Whilst we went to Chopwell Woods to teach spooncarving we also learnt some bushcraft tricks. My favourite was learning to make fire with flint and steel, Eric Methven taught me and Ollie and Jojo too then gave us a flint and steel each to practice at home. Here is Ollie blowing his ember into life.
This really is a magical thing, quite quick and easy to learn if you have the right tools and teacher and an instant connection with our ancestors from millennia past. It is really only a few hundred years since this was the standard way to light fire. The excitement when you blow your first ember into flame is great for kids of all ages…something everbody should try to do at least once.
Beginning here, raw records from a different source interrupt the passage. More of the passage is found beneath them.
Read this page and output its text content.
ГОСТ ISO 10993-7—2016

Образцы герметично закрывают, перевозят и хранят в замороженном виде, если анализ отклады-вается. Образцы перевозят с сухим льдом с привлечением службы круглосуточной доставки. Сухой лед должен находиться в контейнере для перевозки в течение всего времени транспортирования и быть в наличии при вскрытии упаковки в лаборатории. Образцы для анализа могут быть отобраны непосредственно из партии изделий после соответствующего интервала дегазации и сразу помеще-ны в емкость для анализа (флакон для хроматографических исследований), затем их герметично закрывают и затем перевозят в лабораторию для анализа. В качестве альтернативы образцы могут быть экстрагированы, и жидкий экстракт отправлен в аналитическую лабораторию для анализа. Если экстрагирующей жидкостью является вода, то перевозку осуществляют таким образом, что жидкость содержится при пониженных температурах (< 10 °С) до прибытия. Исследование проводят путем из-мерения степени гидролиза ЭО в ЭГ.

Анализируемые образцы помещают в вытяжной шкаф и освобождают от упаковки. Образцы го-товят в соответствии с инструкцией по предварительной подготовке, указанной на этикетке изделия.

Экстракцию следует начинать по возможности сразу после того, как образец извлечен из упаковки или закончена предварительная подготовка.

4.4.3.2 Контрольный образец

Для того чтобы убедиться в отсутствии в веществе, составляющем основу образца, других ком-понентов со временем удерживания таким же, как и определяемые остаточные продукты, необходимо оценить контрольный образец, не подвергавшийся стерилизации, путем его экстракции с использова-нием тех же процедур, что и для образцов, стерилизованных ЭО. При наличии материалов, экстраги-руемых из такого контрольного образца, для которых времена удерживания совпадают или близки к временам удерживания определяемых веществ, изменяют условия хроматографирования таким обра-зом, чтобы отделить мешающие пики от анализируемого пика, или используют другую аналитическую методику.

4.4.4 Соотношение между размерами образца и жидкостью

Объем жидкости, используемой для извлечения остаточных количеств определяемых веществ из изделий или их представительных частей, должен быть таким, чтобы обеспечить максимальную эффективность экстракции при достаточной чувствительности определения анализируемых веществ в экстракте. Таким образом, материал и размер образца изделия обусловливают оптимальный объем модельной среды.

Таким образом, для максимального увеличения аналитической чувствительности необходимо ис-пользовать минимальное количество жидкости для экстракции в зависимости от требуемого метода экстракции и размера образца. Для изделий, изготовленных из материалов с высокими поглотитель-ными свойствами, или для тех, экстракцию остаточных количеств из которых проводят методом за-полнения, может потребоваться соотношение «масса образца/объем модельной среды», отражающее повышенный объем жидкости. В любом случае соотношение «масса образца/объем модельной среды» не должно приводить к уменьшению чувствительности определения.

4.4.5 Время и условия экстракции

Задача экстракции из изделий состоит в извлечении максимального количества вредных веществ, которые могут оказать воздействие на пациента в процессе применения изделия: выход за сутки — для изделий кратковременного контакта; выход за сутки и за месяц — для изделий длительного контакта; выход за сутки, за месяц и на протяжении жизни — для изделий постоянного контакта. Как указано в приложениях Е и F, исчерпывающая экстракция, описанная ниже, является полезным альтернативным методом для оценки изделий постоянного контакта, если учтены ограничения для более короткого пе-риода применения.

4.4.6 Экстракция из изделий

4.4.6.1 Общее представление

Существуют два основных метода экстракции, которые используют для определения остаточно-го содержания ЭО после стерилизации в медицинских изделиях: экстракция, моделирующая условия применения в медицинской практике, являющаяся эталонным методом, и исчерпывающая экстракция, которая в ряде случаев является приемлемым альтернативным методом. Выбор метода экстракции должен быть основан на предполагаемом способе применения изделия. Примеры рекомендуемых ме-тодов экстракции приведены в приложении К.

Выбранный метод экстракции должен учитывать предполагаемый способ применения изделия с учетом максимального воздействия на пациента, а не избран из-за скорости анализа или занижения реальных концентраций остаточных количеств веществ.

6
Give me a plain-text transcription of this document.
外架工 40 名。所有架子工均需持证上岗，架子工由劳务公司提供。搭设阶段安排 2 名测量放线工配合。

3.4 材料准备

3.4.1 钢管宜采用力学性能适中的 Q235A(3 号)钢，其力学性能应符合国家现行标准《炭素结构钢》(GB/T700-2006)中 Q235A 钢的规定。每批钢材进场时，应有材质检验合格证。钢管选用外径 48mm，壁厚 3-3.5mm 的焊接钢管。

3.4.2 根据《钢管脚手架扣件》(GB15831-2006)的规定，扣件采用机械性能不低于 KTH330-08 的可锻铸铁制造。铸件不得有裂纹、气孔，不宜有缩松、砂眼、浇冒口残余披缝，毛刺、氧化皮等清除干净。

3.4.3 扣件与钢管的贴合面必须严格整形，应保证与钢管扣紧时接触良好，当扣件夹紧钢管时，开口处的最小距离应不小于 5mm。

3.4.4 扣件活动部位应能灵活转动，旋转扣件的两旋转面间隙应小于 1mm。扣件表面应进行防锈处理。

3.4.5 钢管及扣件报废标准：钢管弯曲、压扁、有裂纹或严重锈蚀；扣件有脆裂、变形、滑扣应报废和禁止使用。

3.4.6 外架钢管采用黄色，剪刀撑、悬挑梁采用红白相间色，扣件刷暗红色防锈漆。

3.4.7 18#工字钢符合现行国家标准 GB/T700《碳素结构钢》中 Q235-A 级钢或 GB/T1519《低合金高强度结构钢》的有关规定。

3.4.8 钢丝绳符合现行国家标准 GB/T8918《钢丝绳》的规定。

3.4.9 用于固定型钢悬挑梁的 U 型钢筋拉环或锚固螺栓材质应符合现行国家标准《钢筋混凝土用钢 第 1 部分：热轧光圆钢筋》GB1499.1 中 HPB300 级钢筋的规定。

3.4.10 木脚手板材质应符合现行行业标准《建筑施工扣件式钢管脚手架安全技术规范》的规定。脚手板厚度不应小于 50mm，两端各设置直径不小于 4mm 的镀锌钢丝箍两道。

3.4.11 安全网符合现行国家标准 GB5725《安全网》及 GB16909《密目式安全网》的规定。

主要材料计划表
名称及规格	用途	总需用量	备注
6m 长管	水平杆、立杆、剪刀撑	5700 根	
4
One of our course members was the lucky owner of a genuine Ray Mears bushcraft knife. These are made by knife maker Alan Wood to Ray Mears design and sell on Ebay for £400-£500, sadly whilst they were designed as a knife to use for hard work they have become collectors items. I am not sure how Alan Wood feels about that. As a maker it gives me the greatest pleasure when I meet people who have enjoyed using my bowls for years in their daily lives, I would not want them to be cosseted.
Anyway Ken kindly let me have a go with his knife and I was very interested to see how it performed as a woodcarver. First impressions were good, it was far lighter than I imagined, I have only seen them in pictures and thought they looked too big and chunky. Sadly it was not as sharp as it needed to be to really judge its working abilities, I could have sharpened it for Ken but they only fetch the top prices if they are “as new and never sharpened”. Rather a dilemma, do you sharpen it and use it as it was designed for and knock £100 off its value? Personally I enjoy using the Swedish and Finish knives that are mass produced and sell for £10.